They should be stuck.
Fluids at the microscopic level aren’t like a pool you can dive into. They’re thick, resistant sludge. If you stop paddling, you stop moving instantly. There is no glide. No momentum.
So how does a sperm cell push through? It shouldn’t be able to.
A new study suggests they do it by breaking the usual rules. Not literally—physics still applies—but by exploiting a loophole in how we think about energy and motion.
The Newton Problem
Newton’s third law says action equals reaction. You push a marble, it pushes back. Simple. Symmetric.
Sperm are different. They are “active systems.” They pump their own energy into their motion constantly. They aren’t passive objects bobbing in a stream.
As the Kyoto University researchers write, “Newton’s third law may be violating… when we regard it as an open, with mechanical energy injected from microscopic active units.”
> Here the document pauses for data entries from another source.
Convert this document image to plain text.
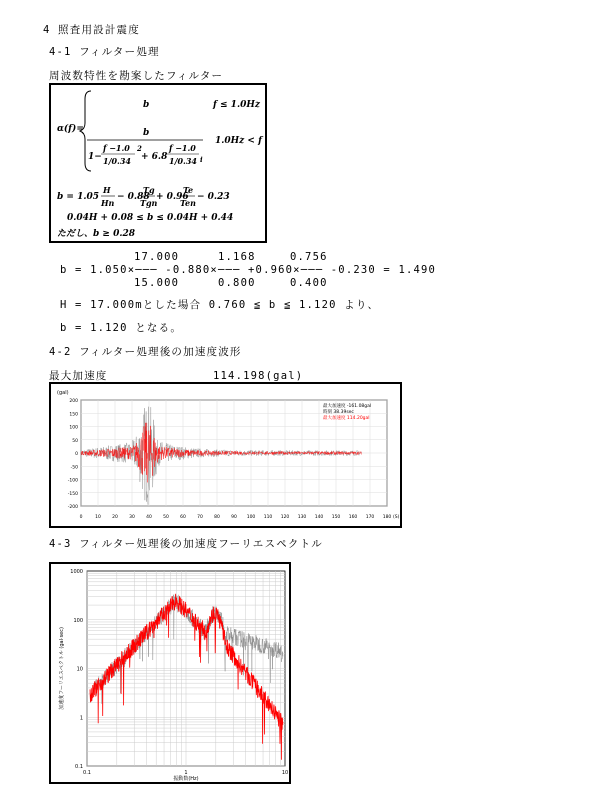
4 照査用設計震度
4-1 フィルター処理
周波数特性を勘案したフィルター
α(f)=
b	f ≤ 1.0Hz
b
1−
f −1.0
1/0.34
2
+ 6.8
f −1.0
1/0.34 i
1.0Hz < f
b = 1.05
H
Hn
− 0.88
Tg
Tgn
+ 0.96
Te
Ten
− 0.23
0.04H + 0.08 ≤ b ≤ 0.04H + 0.44
ただし、b ≥ 0.28
17.000	1.168	0.756
b = 1.050×─── -0.880×─── +0.960×─── -0.230 = 1.490
15.000	0.800	0.400
H = 17.000mとした場合 0.760 ≦ b ≦ 1.120 より、
b = 1.120 となる。
4-2 フィルター処理後の加速度波形
最大加速度	114.198(gal)
200
150
100
50
0
-50
-100
-150
-200
(gal)
0	10	20	30	40	50	60	70	80	90 100 110 120 130 140 150 160 170 180 (S)
最大加速度 -161.08gal
時刻 38.39sec
最大加速度 114.20gal
4-3 フィルター処理後の加速度フーリエスペクトル
1000
100
10
1
0.1
0.1	1	10
振動数(Hz)
加速度フーリエスペクトル (gal·sec)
They aren’t breaking the universe. They’re just doing something the universe doesn’t expect passive objects to do.
“In other words, they reveal what happens when living systems pump their energy from within.”
Why Tiny Matters
For something so small, inertia doesn’t exist. Viscosity rules everything. This leads to a problem called the scallop theorem.
If you move forward, then move back exactly the same way, you end up right where you started. In thick fluid, symmetry kills motion. To go anywhere, you have to break the symmetry. Your forward stroke must be different from your backward one.
Sperm use flagella. Thin, waving tails.
Most things that wave, like a rubber spring, just snap back. Sperm tails are powered by internal motors. Those motors add energy into the tail itself. The tail becomes an active material. Not passive. Not static. Alive with energy.
The “Odd” Part
This brings us to “odd elasticity.”
In normal materials, force is reciprocal. You push, it pushes back equally. Odd elasticity breaks that mirror image. Because of internal energy, the material responds differently than the force applied. It’s non-reciprocal.
It helps sustain waves even when the fluid is trying to dampen them.
The researchers created a math framework for this called odd elastohydrodynamics. It sounds heavy, but it basically lets scientists separate what the fluid is doing from what the tail is doing internally. Drag masks the mechanics. This framework uncovers it.
What They Found
They tested the model on human sperm and a green alga called Chlamydomonas.
The results were clear. In sperm, internal activity creates the wave, while passive elasticity just stabilizes it. In the alga, the odd elasticity directly powers the beat.
It means the tail isn’t just a whip. It’s a complex energy-consuming engine. It uses non-reciprocal forces to move in a world where regular back-and-forth motion fails.
Why does this matter?
It explains how life moves at the smallest scale. It might also help build microscopic robots. Machines that don’t get stuck in the viscous sludge of the human body, but swim through it with the same cunning efficiency as a sperm cell.
We thought we knew the rules. We just forgot that life writes its own.
Reference: “Odd Elastohydrodynamics: Non-Reciprocal Living Material, Kenta Ishimoto et al., PRX Life.